A haplotype is a short piece of a chromosome. Human DNA contains 23 chromosomes, and these chromosomes are almost identical from person to person. However, there are places along the genome – the genetic content within these chromosomes – where variations occur. Scientists refer to these positions along the genome as SNPs (single nucleotide polymorphisms) or “snips.”

The aim of the haplotype map, or “HapMap,” is to provide scientists and medical
researchers with “addresses” along the map that will show them where these genetic variations
occur.

“Most of our diseases have a genetic component,” Weir says. “We need to find out what
these genes are, and to do that we first must discover where they are.

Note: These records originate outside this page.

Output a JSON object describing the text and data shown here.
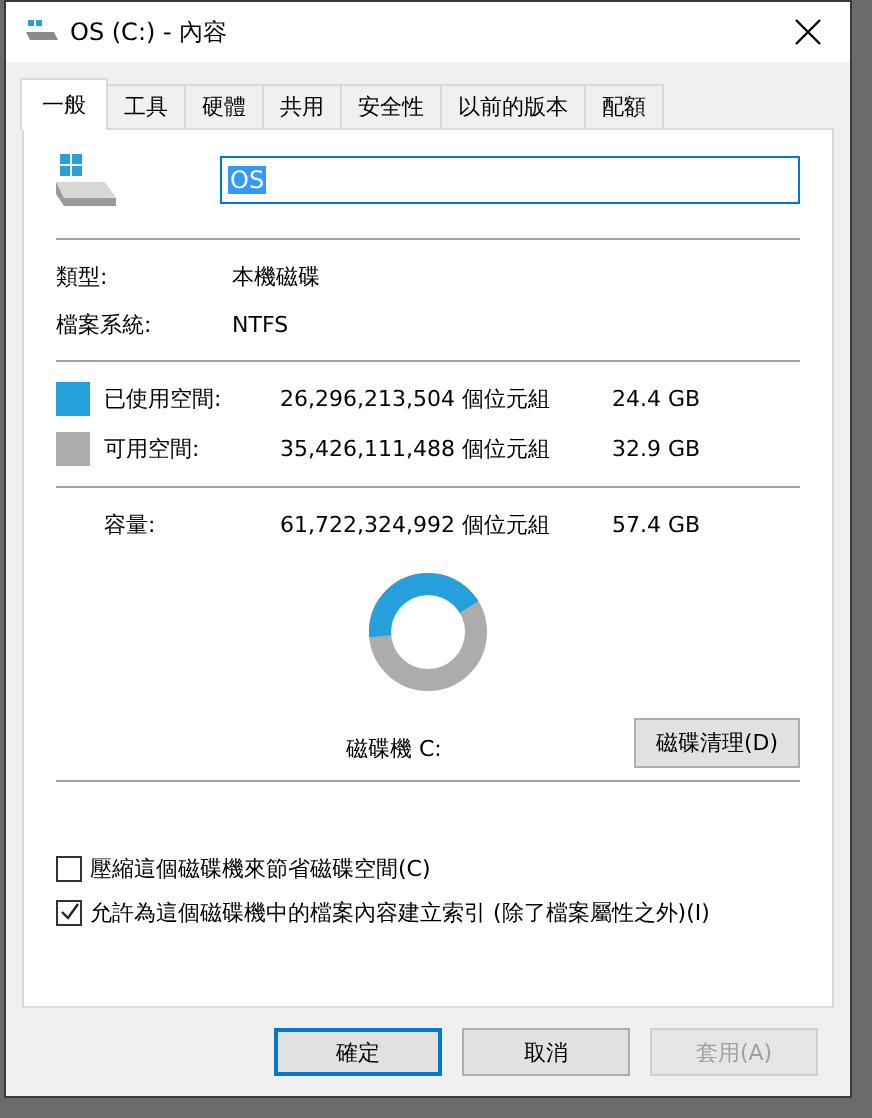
{
  "window": {
    "title": "OS (C:) - 內容"
  },
  "tabs": [
    {
      "label": "一般",
      "selected": true
    },
    {
      "label": "工具",
      "selected": false
    },
    {
      "label": "硬體",
      "selected": false
    },
    {
      "label": "共用",
      "selected": false
    },
    {
      "label": "安全性",
      "selected": false
    },
    {
      "label": "以前的版本",
      "selected": false
    },
    {
      "label": "配額",
      "selected": false
    }
  ],
  "name_field": {
    "value": "OS"
  },
  "info": [
    {
      "label": "類型:",
      "value": "本機磁碟"
    },
    {
      "label": "檔案系統:",
      "value": "NTFS"
    }
  ],
  "space": [
    {
      "label": "已使用空間:",
      "bytes": "26,296,213,504 個位元組",
      "size": "24.4 GB",
      "color": "#26a0da"
    },
    {
      "label": "可用空間:",
      "bytes": "35,426,111,488 個位元組",
      "size": "32.9 GB",
      "color": "#acacac"
    }
  ],
  "capacity": {
    "label": "容量:",
    "bytes": "61,722,324,992 個位元組",
    "size": "57.4 GB"
  },
  "drive_label": "磁碟機 C:",
  "cleanup_button": "磁碟清理(D)",
  "options": [
    {
      "label": "壓縮這個磁碟機來節省磁碟空間(C)",
      "checked": false
    },
    {
      "label": "允許為這個磁碟機中的檔案內容建立索引 (除了檔案屬性之外)(I)",
      "checked": true
    }
  ],
  "buttons": [
    {
      "label": "確定",
      "kind": "default"
    },
    {
      "label": "取消",
      "kind": "normal"
    },
    {
      "label": "套用(A)",
      "kind": "disabled"
    }
  ]
}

The HapMap basically
identifies landmarks along the chromosomes so that researchers can eventually find the genes
responsible for diseases like Alzheimer’s, diabetes and others.”

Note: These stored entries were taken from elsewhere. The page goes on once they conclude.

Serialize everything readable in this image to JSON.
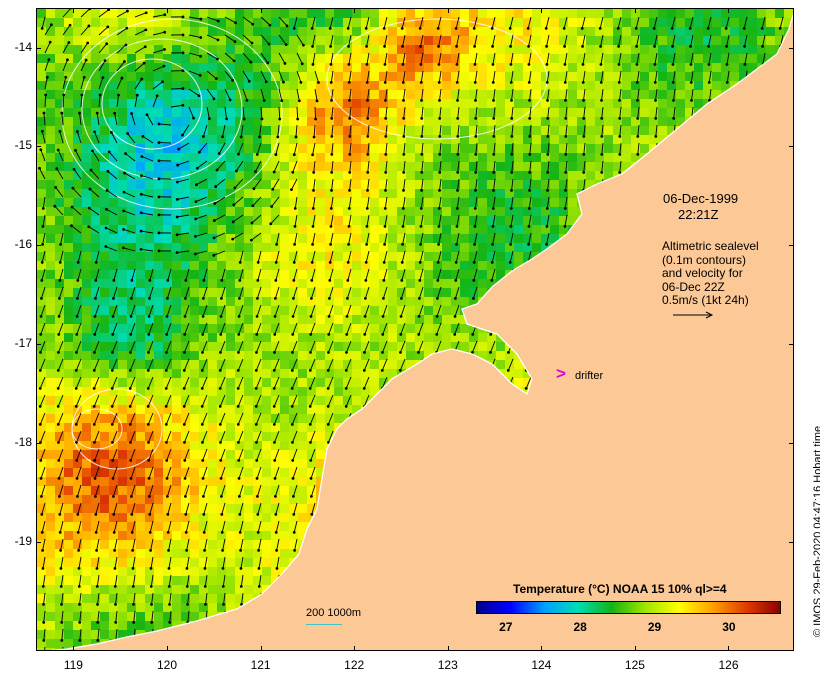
{
  "map": {
    "lon_ticks": [
      "119",
      "120",
      "121",
      "122",
      "123",
      "124",
      "125",
      "126"
    ],
    "lat_ticks": [
      "-14",
      "-15",
      "-16",
      "-17",
      "-18",
      "-19"
    ],
    "lon_range": [
      118.6,
      126.7
    ],
    "lat_range": [
      -13.6,
      -20.1
    ],
    "land_color": "#fbc896",
    "coast_color": "#ffffff"
  },
  "annotation": {
    "date": "06-Dec-1999",
    "time": "22:21Z",
    "altimetric_lines": [
      "Altimetric sealevel",
      "(0.1m contours)",
      "and velocity for",
      "06-Dec 22Z",
      "0.5m/s (1kt 24h)"
    ]
  },
  "drifter": {
    "marker": ">",
    "label": "drifter",
    "color": "#e000e0"
  },
  "bathymetry": {
    "label": "200  1000m",
    "color": "#3cc6c6"
  },
  "colorbar": {
    "title": "Temperature (°C) NOAA 15 10% ql>=4",
    "ticks": [
      "27",
      "28",
      "29",
      "30"
    ],
    "range": [
      26.6,
      30.7
    ],
    "colors": [
      "#00008c",
      "#0000ff",
      "#00a0ff",
      "#00dcb4",
      "#14b414",
      "#a0e600",
      "#ffff00",
      "#ffa000",
      "#e03c00",
      "#8c0000"
    ]
  },
  "credit": "© IMOS 29-Feb-2020 04:47:16 Hobart time"
}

These results represent the end of the first phase of the International HapMap Project, a
study of the genetic constitution of 269 people of varying ethnicity: 90 people of European
descent, 90 members of the Yoruba tribe in Nigeria, 45 Chinese residents of Beijing and 44
Japanese residents of Tokyo.

A partnership of scientists from Canada, China, Japan, Nigeria, the United Kingdom
and the United States began the project in 2002. The researchers’ findings are available to the
public via their Web site: www.hapmap.org.

As a statistician, Weir’s role in the HapMap project was to help make sense of the raw
data. “Basically, we had all these numbers and letters in a giant computer file of data,” he says.
“Our team needed to figure out how this data should best be organized in order to help other
scientists and researchers use it, and then to do the organizing.

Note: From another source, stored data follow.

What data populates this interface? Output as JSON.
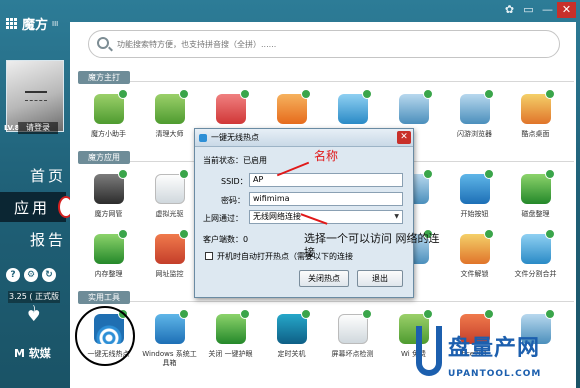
{
  "app": {
    "title": "魔方",
    "version": "III"
  },
  "window_controls": {
    "skin": "✿",
    "menu": "▭",
    "minimize": "—",
    "close": "✕"
  },
  "sidebar": {
    "level": "LV.8",
    "username": "请登录",
    "nav": [
      {
        "label": "首页",
        "active": false
      },
      {
        "label": "应用",
        "active": true
      },
      {
        "label": "报告",
        "active": false
      }
    ],
    "icons": [
      "?",
      "⚙",
      "↻"
    ],
    "date": "3.25 ( 正式版 )",
    "heart": "♥",
    "brand": "M 软媒"
  },
  "search": {
    "placeholder": "功能搜索特方便，也支持拼音搜（全拼）......"
  },
  "sections": {
    "main": "魔方主打",
    "apps": "魔方应用",
    "tools": "实用工具"
  },
  "row1": [
    {
      "label": "魔方小助手",
      "icon": "wifi-icon",
      "cls": "c1"
    },
    {
      "label": "清理大师",
      "icon": "brush-icon",
      "cls": "c1"
    },
    {
      "label": "",
      "icon": "paint-icon",
      "cls": "c3"
    },
    {
      "label": "",
      "icon": "rocket-icon",
      "cls": "c4"
    },
    {
      "label": "",
      "icon": "tools-icon",
      "cls": "c5"
    },
    {
      "label": "",
      "icon": "ie-icon",
      "cls": "c6"
    },
    {
      "label": "闪游浏览器",
      "icon": "browser-icon",
      "cls": "c6"
    },
    {
      "label": "酷点桌面",
      "icon": "cubes-icon",
      "cls": "c7"
    }
  ],
  "row2": [
    {
      "label": "魔方网管",
      "icon": "speedometer-icon",
      "cls": "c9"
    },
    {
      "label": "虚拟光驱",
      "icon": "disc-icon",
      "cls": "c12"
    },
    {
      "label": "",
      "icon": "blank",
      "cls": "c6"
    },
    {
      "label": "",
      "icon": "blank",
      "cls": "c6"
    },
    {
      "label": "",
      "icon": "blank",
      "cls": "c6"
    },
    {
      "label": "",
      "icon": "blank",
      "cls": "c6"
    },
    {
      "label": "开始按钮",
      "icon": "windows-icon",
      "cls": "c2"
    },
    {
      "label": "磁盘整理",
      "icon": "disk-icon",
      "cls": "c10"
    }
  ],
  "row3": [
    {
      "label": "内存整理",
      "icon": "memory-icon",
      "cls": "c10"
    },
    {
      "label": "网址监控",
      "icon": "monitor-icon",
      "cls": "c8"
    },
    {
      "label": "",
      "icon": "blank",
      "cls": "c6"
    },
    {
      "label": "",
      "icon": "blank",
      "cls": "c6"
    },
    {
      "label": "",
      "icon": "blank",
      "cls": "c6"
    },
    {
      "label": "",
      "icon": "blank",
      "cls": "c6"
    },
    {
      "label": "文件解锁",
      "icon": "unlock-icon",
      "cls": "c7"
    },
    {
      "label": "文件分割合并",
      "icon": "split-icon",
      "cls": "c5"
    }
  ],
  "row4": [
    {
      "label": "一键无线热点",
      "icon": "wifi-hotspot-icon",
      "cls": "wifi-ic"
    },
    {
      "label": "Windows 系统工具箱",
      "icon": "windows-toolbox-icon",
      "cls": "c2"
    },
    {
      "label": "关闭 一键护眼",
      "icon": "eye-icon",
      "cls": "c10"
    },
    {
      "label": "定时关机",
      "icon": "power-icon",
      "cls": "c11"
    },
    {
      "label": "屏幕坏点检测",
      "icon": "screen-icon",
      "cls": "c12"
    },
    {
      "label": "Wi 免费",
      "icon": "wifi-free-icon",
      "cls": "c1"
    },
    {
      "label": "fice201",
      "icon": "office-icon",
      "cls": "c8"
    },
    {
      "label": "",
      "icon": "blank",
      "cls": "c6"
    }
  ],
  "dialog": {
    "title": "一键无线热点",
    "close": "✕",
    "status_label": "当前状态：",
    "status_value": "已启用",
    "ssid_label": "SSID：",
    "ssid_value": "AP",
    "password_label": "密码：",
    "password_value": "wifimima",
    "network_label": "上网通过：",
    "network_value": "无线网络连接",
    "clients_label": "客户端数：",
    "clients_value": "0",
    "autostart_label": "开机时自动打开热点（需要以下的连接",
    "btn_close_hotspot": "关闭热点",
    "btn_exit": "退出"
  },
  "annotations": {
    "name_note": "名称",
    "network_note": "选择一个可以访问 网络的连接"
  },
  "watermark": {
    "brand": "盘量产网",
    "url": "UPANTOOL.COM",
    "label": "一键无线热点"
  }
}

“Phase I of the HapMap project identified 1 million SNPs,” Weir says. “We believe that
there are 10 million total positions along the genome where variations occur, but that identifying
a fraction of them should be sufficient for our purposes. One of the HapMap goals is to identify
that fraction.”

Phase II of the HapMap project should be finished in the near future. There are also
plans to extend the study to other world populations. Weir is excited about the future
ramifications of the project.

“This is really big science,” he says. “Sixty scientists from around the world working
toward a common goal that will have a huge impact on mankind.”

- peake -

Note to editors: An abstract of the Nature paper follows.

"A Haplotype Map of the Human Genome"
Authors: The International HapMap Consortium, which includes Bruce Weir, North Carolina
State University
Published: Oct. 27, 2005, in Nature
Abstract: Inherited genetic variation plays a critical but as yet largely uncharacterised role in
human disease. We report a public database of common variation in the human genome: more
than one million single nucleotide polymorphisms (SNPs) for which accurate and complete
genotypes have been obtained in 269 DNA samples from four populations, including ten 500 kb
regions in which essentially all information about common DNA variation has been extracted.
These data document the generality of recombination hotspots, a block-like structure of linkage
disequilibrium, and low haplotype diversity, leading to substantial correlations of SNPs with
many of their neighbours. We show how the HapMap resource can guide the design and analysis of genetic association studies, shed light on structural variation and recombination, and identify loci that may have been subject to natural selection during human evolution.